С черной крыши теплоцентрали сорвался бегучий пар… Вскинулся, взревел заводской гудок, зачастил, забился в боевой тревоге. Призывал стоять. Иль умереть…
Митя так и понял.
Хотел окликнуть старушку и сказать, чтоб уходила… Но не сказал ни слова, прошел мимо.
Он шел на выстрелы, на минометные разрывы неторопливо, тихо. Знал, что это его последний день. А в последний день торопиться не надо.
Двое волочили на плащ-палатке раненого. Остановились, чтобы отдохнуть, глотнуть воздуха, и опять уперлись, потащили… Один спросил:
— Воды нет?
У Мити не было воды. Но он подошел. Глянул, его шатнуло: увидел белое, бескровное лицо, темные губы, закрытые глаза.
Мария Севастьяновна!..
Митя закрыл лицо ладонями.
Шел и не знал, куда идет. Когда увидел бетонную заводскую стену, бегучие минные разрывы вдоль дороги и убитых на мостовой, решил, что останется тут, на своей улице…
Ему крикнули:
— Ложись!
Митя продолжал стоять. В проломе заводской стены увидел чужих солдат. Это они убили деда Степана и вон тех, что лежат… И Марию Севастьяновну — тоже они…
— Ложись!
Видел, как бойцы, а вместе с ними Костя Добрынин, бегом выкатили пушку, приткнули к старому клену, под которым всегда играли ребятишки, бросились назад, за угол дома, но тут же вернулись, и пушка ударила, дернулась… Еще и еще…
В проломе заводской стены немцев не стало; в ту же минуту, точно вылезли из-под земли, они сыпанули на мостовую.
Митя увидел дворника Прохора. Тот бежал стариковской трусцой, взмахивал большой рукой.
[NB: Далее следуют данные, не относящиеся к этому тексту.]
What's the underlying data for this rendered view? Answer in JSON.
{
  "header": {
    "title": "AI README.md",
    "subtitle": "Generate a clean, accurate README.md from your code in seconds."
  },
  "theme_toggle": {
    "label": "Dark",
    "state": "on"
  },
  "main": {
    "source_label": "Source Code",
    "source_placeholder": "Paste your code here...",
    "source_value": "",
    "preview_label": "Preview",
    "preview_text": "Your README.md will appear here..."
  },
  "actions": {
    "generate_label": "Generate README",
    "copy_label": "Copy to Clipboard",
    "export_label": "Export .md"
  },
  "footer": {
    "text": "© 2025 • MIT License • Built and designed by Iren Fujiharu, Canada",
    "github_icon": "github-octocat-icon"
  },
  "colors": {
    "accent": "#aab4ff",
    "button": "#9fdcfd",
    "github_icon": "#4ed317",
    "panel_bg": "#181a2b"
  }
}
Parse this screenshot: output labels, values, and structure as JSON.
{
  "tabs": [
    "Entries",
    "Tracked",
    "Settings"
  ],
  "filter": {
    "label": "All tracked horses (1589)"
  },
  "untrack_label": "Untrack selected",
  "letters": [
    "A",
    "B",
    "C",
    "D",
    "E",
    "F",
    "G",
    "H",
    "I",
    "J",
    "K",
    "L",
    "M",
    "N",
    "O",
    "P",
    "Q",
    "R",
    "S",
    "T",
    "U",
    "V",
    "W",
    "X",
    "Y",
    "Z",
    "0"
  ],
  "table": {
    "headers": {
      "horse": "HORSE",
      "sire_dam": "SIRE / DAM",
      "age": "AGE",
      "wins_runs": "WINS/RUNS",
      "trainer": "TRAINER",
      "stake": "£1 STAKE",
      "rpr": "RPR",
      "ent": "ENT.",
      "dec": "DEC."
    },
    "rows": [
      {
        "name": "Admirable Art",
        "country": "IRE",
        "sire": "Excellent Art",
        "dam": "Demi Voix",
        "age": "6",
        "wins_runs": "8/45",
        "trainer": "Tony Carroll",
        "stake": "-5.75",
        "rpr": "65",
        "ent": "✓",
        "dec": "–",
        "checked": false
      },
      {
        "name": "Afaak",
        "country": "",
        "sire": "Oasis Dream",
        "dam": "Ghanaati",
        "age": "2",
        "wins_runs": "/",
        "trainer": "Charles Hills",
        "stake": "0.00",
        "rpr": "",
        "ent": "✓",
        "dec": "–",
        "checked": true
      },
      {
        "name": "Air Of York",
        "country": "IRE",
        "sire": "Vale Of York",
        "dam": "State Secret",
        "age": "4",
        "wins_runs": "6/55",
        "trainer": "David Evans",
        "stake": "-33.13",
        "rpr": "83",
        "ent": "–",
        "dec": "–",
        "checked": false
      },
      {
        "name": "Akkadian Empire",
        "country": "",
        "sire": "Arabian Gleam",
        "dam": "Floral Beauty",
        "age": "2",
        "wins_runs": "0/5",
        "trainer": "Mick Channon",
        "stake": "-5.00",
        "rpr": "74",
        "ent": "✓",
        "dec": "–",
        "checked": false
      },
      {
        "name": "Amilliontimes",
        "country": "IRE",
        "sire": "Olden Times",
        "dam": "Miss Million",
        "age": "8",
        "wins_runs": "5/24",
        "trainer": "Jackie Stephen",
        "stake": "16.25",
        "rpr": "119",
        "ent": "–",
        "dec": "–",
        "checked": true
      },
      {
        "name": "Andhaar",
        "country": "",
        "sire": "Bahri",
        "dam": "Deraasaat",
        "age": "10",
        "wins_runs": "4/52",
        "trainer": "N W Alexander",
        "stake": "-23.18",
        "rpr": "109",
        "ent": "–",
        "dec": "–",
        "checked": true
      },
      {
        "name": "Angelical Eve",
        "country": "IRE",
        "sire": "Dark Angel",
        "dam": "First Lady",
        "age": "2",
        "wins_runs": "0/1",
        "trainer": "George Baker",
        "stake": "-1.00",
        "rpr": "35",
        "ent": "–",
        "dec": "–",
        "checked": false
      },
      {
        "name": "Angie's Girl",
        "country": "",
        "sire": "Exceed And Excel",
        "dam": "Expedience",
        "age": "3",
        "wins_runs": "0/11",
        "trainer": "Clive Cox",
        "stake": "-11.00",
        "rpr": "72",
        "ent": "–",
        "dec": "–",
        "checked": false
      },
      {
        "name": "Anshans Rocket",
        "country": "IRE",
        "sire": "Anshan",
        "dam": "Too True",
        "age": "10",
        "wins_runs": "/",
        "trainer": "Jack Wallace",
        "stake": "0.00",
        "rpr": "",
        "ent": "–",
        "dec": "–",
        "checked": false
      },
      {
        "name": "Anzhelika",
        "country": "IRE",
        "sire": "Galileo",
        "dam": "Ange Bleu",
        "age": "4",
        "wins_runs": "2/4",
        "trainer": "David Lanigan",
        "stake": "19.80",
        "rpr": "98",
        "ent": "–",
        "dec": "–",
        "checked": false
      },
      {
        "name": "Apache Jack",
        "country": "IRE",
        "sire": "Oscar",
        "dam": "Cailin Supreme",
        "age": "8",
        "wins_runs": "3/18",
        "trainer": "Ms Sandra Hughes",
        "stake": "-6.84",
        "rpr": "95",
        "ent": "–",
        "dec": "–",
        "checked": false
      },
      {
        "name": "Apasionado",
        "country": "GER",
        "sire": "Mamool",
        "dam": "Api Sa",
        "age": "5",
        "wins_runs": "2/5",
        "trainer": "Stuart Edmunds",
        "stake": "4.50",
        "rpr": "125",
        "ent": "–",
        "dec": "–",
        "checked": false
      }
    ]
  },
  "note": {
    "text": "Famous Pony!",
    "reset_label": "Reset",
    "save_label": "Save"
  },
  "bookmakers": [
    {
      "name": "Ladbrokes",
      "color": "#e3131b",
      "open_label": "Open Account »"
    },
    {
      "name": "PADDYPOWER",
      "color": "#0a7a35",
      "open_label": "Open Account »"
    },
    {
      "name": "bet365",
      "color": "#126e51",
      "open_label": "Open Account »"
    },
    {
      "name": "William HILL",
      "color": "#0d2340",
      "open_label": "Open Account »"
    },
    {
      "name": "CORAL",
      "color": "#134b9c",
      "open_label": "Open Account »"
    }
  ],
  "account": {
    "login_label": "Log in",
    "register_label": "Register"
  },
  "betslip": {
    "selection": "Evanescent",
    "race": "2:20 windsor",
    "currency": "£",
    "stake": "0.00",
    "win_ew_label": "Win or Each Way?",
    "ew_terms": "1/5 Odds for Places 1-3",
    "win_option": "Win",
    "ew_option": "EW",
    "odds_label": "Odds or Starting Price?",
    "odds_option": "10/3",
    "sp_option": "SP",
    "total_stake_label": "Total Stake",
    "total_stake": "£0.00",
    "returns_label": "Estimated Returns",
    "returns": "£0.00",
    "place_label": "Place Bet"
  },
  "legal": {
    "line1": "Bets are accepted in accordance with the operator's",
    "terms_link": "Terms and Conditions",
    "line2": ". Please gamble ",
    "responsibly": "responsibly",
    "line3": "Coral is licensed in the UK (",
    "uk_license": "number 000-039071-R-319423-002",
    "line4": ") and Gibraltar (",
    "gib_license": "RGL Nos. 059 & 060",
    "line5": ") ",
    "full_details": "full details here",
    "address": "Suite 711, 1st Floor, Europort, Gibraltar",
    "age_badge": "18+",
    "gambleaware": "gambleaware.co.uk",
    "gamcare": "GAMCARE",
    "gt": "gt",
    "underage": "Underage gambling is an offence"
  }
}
Вдруг остановился, присел на корточки, как будто хотел рассмотреть что-то на земле, потом упал.
— Дядя Прохор! — крикнул Митя. Подбежал, опустился на колени, затормошил, затряс: — Дядя Прохор!..
Тот пошевелил головой: лицо было залито кровью — не признаешь. Глянул на Митю чужими глазами:
— Зачем ты?.. Живи…
И затих, обмяк.
Митя поднялся. Прижал кулаки к сухой груди: вон они. Убивают всех. Убили дедушку Прохора…
— Га-ды!..
Он выкрикивал гневные, лютые слова, но сам не слышал их; пошел вперед, на заводскую стену, на немцев…
Пусть убьют и его. Им не стыдно? Пусть убьют!..
Митя не видел, как из-за угла дома выкатили еще одну пушку, как от берега бежали солдаты и матросы…
Немец вскинул винтовку.
«Пусть… Если не стыдно…»
Черный винтовочный зрачок глянул Мите в глаза.
«Пусть…»
Черный зрачок взорвался — заслонило и небо, и землю. Сделалось темно. Тихо и темно.
* * *
Никто в этот день не заметил, когда наступила ночь. Просто ничего не стало — ни заводских труб, ни орудийного расстрела, ни убитых…
Костя Добрынин не знал, что было с его матерью, жива ли бабушка; не знал, как зовут бойца-артиллериста, с которым лежал в неглубокой воронке, который только что дал ему докурить. Знал только, что до берега всего двести метров.